If you didn't know, hackers buy advertising traffic on par with ads publishers. And you should think twice before clicking on any of the online ads you see on the Internet.
The latest research from The Media Trust shows that video ads have recently become a real target for hackers. Why? First of all, because video advertising is much harder to vet for quality. Secondly, the price for such kind of advertising is dropping, which makes the video ads a real target for hackers, while previously the high price was scaring them away.
Some time ago Jérôme Segura, senior security researcher at Malwarebytes, discovered the campaign that had been launched by hackers to infect victims via Yahoo online advertising. The infection chain was launched when the user visited the infected pages that were dedicated to games and the lives of celebrities. The success of this case was caused by the popularity of the Yahoo brand: according to Alexa.com, it took the 5th place in the global ranking of websites.
A study from RiskIQ shows that “malvertising” has grown by 260 percent in 2015 in comparison with the same period in 2014. Most of the malware came from fake Adobe Flash updates and fake antivirus updates (not even speaking about vulnerabilities in Adobe Flash itself).
Another study from the security firm Bromium says that 58 percentof malicious software was delivered through popular news and entertainment websites, including the trusted sites.

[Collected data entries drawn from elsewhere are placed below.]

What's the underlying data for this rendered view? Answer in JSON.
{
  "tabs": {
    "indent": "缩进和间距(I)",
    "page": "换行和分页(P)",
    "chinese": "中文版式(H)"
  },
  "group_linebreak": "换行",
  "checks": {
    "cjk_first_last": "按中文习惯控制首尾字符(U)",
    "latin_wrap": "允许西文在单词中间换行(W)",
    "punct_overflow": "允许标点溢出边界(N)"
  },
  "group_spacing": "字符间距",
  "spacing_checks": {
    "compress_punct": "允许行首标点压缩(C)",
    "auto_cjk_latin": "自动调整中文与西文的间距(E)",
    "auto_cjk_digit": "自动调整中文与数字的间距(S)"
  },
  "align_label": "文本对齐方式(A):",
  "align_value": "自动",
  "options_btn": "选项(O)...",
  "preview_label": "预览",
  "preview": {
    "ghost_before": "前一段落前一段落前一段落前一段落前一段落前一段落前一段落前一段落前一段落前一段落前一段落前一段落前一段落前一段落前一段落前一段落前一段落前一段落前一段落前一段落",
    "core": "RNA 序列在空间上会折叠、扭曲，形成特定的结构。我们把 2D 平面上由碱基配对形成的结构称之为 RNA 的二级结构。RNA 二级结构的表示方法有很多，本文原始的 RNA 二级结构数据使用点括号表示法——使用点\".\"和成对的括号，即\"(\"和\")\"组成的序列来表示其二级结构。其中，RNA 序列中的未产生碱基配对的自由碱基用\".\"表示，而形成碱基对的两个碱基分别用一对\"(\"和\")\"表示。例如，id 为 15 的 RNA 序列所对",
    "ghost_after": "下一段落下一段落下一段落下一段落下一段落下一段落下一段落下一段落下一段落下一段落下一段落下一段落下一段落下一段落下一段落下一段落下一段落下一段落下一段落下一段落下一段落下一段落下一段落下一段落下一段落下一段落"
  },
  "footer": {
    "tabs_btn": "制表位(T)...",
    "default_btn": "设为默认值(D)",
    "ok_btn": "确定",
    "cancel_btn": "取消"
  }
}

What about ad-blocking patches? On the one hand, you can install ad blocker on your machine and about 80 percent of advertising will be blocked. But on the other hand, advertising publishers and popular online publications are fighting against the ad blocking software. For example, such popular news website as The Washington Post prohibited access to the news for Internet users who used adblocks. The resource provides detailed instructions on how to disable the adblock and continue reading.
The most common way to protect yourself from malvertising is a good antivirus solution. Although antivirus software cannot stop malvertising, at least it will protect your machine in case of possible infection. One more way to shorten the number of malvertising is to enable click-to-run, so that the Flash player won’t play ads automatically However, all these actions will not protect your machine from malware attacks and data leakage until you personally pay attention to the ads that you click. Keeping an eye on what you click and what is stored in the downloads folder can help you keep your system safe.